Violent revolution is a solution to a problem too, but if we have a system that includes that solution we might want to rethink it (well, we likely won’t have to). Patent trollies are entities that exist to profit off stifling the innovation of others - if they are the solution we need to change the problem. You are right though that when businesses protect intellectual property they are using we don’t call them trollies, that’s because they aren’t trollies.
This is a sensible suggestion. With mandatory licensing the inventor can profit but everyone else can go ahead and use the thing even if the inventor doesn’t have the interest or means to produce it. If someone else immediately makes a much better version it isn’t kept off the market, but we still honor the notion that society must drastically enrich the first guy who got to the patent office because great individuals and not broad cultural advancement that is expressed through individuals chosen at random are responsible for getting us where we are.

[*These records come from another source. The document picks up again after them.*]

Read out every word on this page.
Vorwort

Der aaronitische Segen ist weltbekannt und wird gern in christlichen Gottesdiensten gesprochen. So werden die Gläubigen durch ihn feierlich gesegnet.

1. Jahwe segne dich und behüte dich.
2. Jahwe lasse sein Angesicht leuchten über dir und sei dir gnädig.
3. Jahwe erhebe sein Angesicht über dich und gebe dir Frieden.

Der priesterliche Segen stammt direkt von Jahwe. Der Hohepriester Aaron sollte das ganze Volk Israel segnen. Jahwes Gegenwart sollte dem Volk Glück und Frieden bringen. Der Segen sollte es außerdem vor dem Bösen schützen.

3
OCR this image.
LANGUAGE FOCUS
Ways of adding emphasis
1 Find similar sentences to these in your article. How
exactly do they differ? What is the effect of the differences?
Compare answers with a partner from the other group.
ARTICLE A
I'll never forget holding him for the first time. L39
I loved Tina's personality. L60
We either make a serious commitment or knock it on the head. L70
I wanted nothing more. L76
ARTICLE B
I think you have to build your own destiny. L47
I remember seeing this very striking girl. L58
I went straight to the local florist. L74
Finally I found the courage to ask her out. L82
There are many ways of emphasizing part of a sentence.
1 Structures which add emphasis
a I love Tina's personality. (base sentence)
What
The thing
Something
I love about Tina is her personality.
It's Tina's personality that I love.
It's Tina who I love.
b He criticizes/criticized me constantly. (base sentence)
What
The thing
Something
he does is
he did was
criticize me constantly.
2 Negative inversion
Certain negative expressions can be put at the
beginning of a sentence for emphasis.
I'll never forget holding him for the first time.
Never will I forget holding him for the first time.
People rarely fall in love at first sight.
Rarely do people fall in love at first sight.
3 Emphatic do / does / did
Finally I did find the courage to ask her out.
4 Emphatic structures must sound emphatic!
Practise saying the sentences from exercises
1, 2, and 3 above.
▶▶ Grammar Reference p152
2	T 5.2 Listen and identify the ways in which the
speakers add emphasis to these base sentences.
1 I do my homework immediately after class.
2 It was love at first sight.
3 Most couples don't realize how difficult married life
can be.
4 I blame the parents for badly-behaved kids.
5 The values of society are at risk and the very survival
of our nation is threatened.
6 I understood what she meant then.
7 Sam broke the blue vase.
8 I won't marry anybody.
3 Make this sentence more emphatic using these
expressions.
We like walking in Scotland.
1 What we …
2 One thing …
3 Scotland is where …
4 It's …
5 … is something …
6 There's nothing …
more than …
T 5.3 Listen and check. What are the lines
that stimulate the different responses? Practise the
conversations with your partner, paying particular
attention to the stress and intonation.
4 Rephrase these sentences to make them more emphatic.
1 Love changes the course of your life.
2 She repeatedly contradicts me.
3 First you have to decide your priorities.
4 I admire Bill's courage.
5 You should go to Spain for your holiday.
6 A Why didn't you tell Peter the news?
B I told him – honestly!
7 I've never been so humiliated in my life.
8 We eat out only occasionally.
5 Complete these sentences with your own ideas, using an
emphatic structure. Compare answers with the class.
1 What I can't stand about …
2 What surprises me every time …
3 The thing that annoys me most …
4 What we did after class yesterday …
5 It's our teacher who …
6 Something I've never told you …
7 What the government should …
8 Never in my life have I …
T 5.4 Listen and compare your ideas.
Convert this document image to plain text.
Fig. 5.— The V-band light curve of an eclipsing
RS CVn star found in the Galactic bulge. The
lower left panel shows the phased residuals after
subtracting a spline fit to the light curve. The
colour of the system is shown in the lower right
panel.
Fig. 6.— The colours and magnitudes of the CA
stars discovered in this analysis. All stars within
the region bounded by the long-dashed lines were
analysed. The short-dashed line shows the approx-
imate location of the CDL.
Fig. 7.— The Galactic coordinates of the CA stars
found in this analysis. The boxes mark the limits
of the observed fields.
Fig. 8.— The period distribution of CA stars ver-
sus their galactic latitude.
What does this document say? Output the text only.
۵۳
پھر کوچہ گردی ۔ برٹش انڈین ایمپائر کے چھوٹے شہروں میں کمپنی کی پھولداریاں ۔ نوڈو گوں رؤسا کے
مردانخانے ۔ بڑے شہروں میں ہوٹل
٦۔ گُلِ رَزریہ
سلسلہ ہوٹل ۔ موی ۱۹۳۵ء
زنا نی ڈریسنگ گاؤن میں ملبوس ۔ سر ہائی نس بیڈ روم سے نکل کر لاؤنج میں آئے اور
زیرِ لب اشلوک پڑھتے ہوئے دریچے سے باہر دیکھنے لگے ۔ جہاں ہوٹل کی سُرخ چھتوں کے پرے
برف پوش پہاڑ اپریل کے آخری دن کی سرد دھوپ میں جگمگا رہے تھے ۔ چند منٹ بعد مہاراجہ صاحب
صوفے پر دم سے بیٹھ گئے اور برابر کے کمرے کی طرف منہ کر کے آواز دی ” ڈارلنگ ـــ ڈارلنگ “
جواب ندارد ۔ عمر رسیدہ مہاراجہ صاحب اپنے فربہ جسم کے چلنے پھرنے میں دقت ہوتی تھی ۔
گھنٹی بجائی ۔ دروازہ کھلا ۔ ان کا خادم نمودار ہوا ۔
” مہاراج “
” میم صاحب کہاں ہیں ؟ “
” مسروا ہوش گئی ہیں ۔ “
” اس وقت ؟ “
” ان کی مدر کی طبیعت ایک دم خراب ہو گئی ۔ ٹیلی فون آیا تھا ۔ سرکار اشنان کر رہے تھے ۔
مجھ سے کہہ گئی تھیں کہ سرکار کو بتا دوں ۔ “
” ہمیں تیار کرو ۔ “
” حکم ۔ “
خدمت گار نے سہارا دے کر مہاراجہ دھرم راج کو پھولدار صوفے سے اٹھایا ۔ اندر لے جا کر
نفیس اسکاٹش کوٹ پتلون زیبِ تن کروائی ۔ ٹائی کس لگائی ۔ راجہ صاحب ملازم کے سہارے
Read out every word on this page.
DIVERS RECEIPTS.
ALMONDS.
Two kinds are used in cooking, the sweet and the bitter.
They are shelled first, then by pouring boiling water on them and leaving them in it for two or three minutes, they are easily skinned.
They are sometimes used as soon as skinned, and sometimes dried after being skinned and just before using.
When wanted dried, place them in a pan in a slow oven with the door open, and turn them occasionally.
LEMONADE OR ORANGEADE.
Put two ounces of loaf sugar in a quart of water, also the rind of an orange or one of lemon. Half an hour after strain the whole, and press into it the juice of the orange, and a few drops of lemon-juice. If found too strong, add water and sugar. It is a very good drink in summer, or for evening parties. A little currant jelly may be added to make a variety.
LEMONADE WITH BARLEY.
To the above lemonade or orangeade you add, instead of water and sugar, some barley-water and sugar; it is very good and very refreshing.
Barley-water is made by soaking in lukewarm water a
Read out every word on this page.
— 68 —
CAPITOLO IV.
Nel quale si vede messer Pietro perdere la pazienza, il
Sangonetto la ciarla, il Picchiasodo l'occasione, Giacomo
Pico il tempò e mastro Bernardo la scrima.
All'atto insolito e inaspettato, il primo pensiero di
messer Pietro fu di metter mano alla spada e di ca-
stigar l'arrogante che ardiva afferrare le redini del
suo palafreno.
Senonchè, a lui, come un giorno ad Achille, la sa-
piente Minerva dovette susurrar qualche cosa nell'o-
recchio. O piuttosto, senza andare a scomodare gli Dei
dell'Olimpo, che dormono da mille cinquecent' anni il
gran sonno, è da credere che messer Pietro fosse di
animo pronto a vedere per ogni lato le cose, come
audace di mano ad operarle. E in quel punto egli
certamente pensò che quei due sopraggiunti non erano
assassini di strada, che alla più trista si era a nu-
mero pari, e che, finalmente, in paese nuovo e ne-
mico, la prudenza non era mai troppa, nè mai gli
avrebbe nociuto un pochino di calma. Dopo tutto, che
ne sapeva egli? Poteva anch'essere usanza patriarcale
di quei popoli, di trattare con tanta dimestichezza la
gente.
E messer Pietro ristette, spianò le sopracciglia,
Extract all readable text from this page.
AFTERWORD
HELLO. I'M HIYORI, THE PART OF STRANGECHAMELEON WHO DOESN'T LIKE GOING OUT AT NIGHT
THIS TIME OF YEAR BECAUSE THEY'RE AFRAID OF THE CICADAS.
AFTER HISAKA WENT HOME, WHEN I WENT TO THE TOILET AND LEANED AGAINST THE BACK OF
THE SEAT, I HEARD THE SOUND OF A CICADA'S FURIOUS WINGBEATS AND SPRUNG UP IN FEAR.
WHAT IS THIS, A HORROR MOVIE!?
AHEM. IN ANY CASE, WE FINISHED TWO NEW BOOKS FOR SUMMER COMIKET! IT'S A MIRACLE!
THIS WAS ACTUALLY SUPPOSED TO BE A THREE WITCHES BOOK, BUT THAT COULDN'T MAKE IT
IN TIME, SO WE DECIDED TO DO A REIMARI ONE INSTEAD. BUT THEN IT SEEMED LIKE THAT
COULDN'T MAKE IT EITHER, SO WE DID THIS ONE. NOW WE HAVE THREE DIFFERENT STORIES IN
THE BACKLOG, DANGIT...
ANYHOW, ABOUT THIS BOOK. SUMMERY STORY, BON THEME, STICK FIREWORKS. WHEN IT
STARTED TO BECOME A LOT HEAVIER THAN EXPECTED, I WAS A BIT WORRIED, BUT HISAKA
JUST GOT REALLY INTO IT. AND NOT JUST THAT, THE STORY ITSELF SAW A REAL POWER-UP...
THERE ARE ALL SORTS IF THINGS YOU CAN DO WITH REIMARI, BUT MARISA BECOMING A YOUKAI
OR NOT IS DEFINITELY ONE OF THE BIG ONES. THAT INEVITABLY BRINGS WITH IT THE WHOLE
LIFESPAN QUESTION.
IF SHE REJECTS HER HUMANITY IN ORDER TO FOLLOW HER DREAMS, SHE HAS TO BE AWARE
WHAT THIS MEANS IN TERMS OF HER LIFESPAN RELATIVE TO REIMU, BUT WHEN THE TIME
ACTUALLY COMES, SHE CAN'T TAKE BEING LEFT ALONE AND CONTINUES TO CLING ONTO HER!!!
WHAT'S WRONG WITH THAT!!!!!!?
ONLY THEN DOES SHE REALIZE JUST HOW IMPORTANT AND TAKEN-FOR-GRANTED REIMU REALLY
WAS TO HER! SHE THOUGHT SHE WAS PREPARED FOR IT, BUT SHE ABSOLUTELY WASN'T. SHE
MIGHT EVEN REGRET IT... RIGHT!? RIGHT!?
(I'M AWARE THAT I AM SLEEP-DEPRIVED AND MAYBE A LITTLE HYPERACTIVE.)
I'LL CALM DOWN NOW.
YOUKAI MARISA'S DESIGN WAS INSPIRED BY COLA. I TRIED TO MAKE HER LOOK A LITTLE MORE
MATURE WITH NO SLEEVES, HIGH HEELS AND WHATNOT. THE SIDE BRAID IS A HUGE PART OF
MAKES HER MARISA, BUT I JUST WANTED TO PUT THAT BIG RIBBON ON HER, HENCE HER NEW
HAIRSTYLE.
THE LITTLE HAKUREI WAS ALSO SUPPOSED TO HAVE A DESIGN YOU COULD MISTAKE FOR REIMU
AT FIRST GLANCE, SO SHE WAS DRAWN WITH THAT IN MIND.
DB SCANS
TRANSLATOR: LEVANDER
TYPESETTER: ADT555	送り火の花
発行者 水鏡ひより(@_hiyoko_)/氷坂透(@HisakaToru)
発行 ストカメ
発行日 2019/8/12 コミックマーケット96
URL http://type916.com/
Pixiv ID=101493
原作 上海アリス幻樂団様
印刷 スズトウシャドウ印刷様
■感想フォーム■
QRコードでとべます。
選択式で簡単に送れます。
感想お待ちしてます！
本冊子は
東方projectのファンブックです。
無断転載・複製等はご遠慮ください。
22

Elsewhere you say that Hadfield could release a recording of the song subject to automatic licensing (or did someone else say that, maybe I’m confused). But if this is the case then he can’t.
You are conflating different meanings of the word “own.” Of course I own my organs in a sense that almost anyone would agree with, and of course they are my property colloquially. Property is colloquially anything that we thing of as ours, and legally a think that we have an absolute right to use, dispose of, and prevent others from using.
Legally whether or not the your body or your thoughts are your property probably varies from place to place, but either they are or they aren’t. If they aren’t then they aren’t. If they are then forced taking of your organs is absolutely theft, even if the police and prosecutors don’t charge as such. If someone takes your kidney, ask the police to lay theft charges along with the assault and whatever other charges happen. I think the US these charges would stick (if I recall, the body is property of the individual in the US).
Either way it doesn’t matter what the legal definition is. If I say someone stole my idea, I say so knowing that they haven’t taken my property in a legal sense. I may be doing anything from employing a metaphor, to using a phrase, to exaggerating to express how I feel about the situation. I honestly don’t know if my thoughts are my property in any legal sense or not, but I know that people had thoughts before anyone had a concept of property that we would recognize. And I know that people had secrets, even secrets they used to make or build things, before there was anything like a legal idea of property.
Unless you think the platonic ideal of property existed before people stumbled across it and modeled their thinking after it. I don’t think you think this, because it is transparently, factually wrong.